Le schéma de desserte actuel repose en principe sur 3 types de sillons disponibles chaque heure : les directs (TGV) en 25 minutes, les semi-directs avec arrêt à Rumilly en 41 minutes et les omnibus en 44 minutes. Ces temps peuvent fluctuer selon le nombre réel de croisement. Ainsi, le premier Annecy – Lyon le matin ne met que 33 minutes pour atteindre Aix-les-Bains malgré 2 arrêts à Rumilly et (de façon dérogatoire) à Albens.

En comparaison, le temps de trajet routier varie de 36 à 55 minutes selon qu’on utilise l’autoroute ou le réseau secondaire. Le train est donc à peu près dans la course, si on prend en compte les encombrements récurrents. Or pendant qu’il ne se passait rien sur la voie ferrée, le réseau autoroutier a été amélioré à Chambéry nord et à Annecy pour décongestionner les échangeurs. « Pour le rail, on réfléchit ; pour la route, on élargit ».
Compte tenu de la dynamique territoriale et de l’intensité du trafic routier, le doublement de la ligne entre Aix-les-Bains et Annecy serait pleinement justifié, mais la géographie rend ce scenario objectivement impossible, notamment dans les gorges du Fier.
Le CPER 2007-2013 envisageait initialement de doubler 21 des 39 km du parcours pour un coût alors estimé à 310 millions €. Finalement, le projet a été revu, limitant le doublement à 13 km, au vu des difficultés du parcours et des moyens mobilisables, impliquant 2 phases, d’un coût alors ramené à 160 millions €.

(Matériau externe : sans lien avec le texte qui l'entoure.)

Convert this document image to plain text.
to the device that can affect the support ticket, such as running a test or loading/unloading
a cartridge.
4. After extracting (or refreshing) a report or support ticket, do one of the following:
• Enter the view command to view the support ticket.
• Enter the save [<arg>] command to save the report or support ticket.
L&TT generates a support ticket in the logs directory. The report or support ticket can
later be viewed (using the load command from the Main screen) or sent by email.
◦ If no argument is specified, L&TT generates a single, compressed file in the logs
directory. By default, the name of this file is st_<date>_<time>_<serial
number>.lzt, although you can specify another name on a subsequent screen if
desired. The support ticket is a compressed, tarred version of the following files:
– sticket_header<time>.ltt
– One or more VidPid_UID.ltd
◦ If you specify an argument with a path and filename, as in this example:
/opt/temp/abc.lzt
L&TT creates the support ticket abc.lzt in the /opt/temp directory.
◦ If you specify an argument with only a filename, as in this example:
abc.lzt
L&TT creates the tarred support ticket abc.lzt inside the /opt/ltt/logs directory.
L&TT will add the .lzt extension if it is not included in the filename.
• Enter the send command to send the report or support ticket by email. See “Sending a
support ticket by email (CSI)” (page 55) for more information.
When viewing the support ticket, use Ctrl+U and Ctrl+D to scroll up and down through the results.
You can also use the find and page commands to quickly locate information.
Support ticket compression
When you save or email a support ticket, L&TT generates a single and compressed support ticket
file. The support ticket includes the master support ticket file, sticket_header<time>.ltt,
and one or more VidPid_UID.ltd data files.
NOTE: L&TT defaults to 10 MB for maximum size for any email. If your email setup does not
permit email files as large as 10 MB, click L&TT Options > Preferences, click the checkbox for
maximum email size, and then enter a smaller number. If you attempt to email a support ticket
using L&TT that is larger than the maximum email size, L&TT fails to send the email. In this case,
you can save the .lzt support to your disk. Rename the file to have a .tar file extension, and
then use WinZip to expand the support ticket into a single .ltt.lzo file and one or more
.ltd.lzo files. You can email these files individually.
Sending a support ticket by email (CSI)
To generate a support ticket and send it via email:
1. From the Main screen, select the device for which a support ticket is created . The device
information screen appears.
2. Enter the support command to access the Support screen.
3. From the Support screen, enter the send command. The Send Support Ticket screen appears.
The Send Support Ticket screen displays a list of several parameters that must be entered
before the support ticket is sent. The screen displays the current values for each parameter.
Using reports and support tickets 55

La première phase a donc pour objectif de fluidifier l’accès à la gare d’Annecy et de transformer l’évitement statique de Rumilly en évitement dynamique avec une extension de la double voie sur 5 km. A Aix-les-Bains, le déplacement de la section de séparation 1500 V – 25000 V supprimera une des principales causes de défaillance dans le secteur, puisqu’elle est située à proximité d’un passage à niveau et en pied de rampe. La gare perdra sa voie en impasse alimentée en 25000 V, inutilisée mais toujours officiellement utilisable.
La seconde phase prévoit le doublement sur 8 km entre les évitements de Grésy et d’Albens pour former une nouvelle zone de croisement dynamique. Ainsi, quasiment l’intégralité du parcours qui pourrait être mis à double voie à moindres frais le serait à l’issue de ces travaux, nécessitant évidemment la modernisation des postes de signalisation d’Aix-les-Bains et d’Annecy.
Comme indiqué ci-contre, les aménagements prévus devraient faire gagner quelques minutes sur le parcours par l’amélioration des conditions de croisement. Le bénéfice réel dépend de l’ensemble de la grille et du nombre de croisement par train.
La capacité procurée était utilisée de façon curieuse, au sud par des missions supplémentaires entre Chambéry, Aix et Albens ; au nord par le prolongement à Rumilly des Léman Express. Or avec un retournement en 22 minutes à Annecy, il n’est pas possible d’aller à Rumilly à parc constant : il faudrait donc une rame de plus.
Il faudrait donc plutôt envisager un sillon longue distance (Paris – Annecy) toutes les 2 heures, 2 missions régionales par heure pour Lyon, Valence et une troisième à caractère périurbain entre Annecy et Chambéry. L’option de liaisons Annecy – Méditerranée est sortie du champ de réflexion après son expérimentation entre 2014 et 2018 : le raccordement entre le sillon alpin sud et la LGV Méditerranée à hauteur de la gare de Valence TGV reste depuis inutilisé…

Cependant, l’opération est « suspendue » : la Haute-Savoie a fait voler en éclats le plan de financement. Elle devait apporter 30 % du financement, à l’égal de la Région. Le projet est retombé dans les limbes.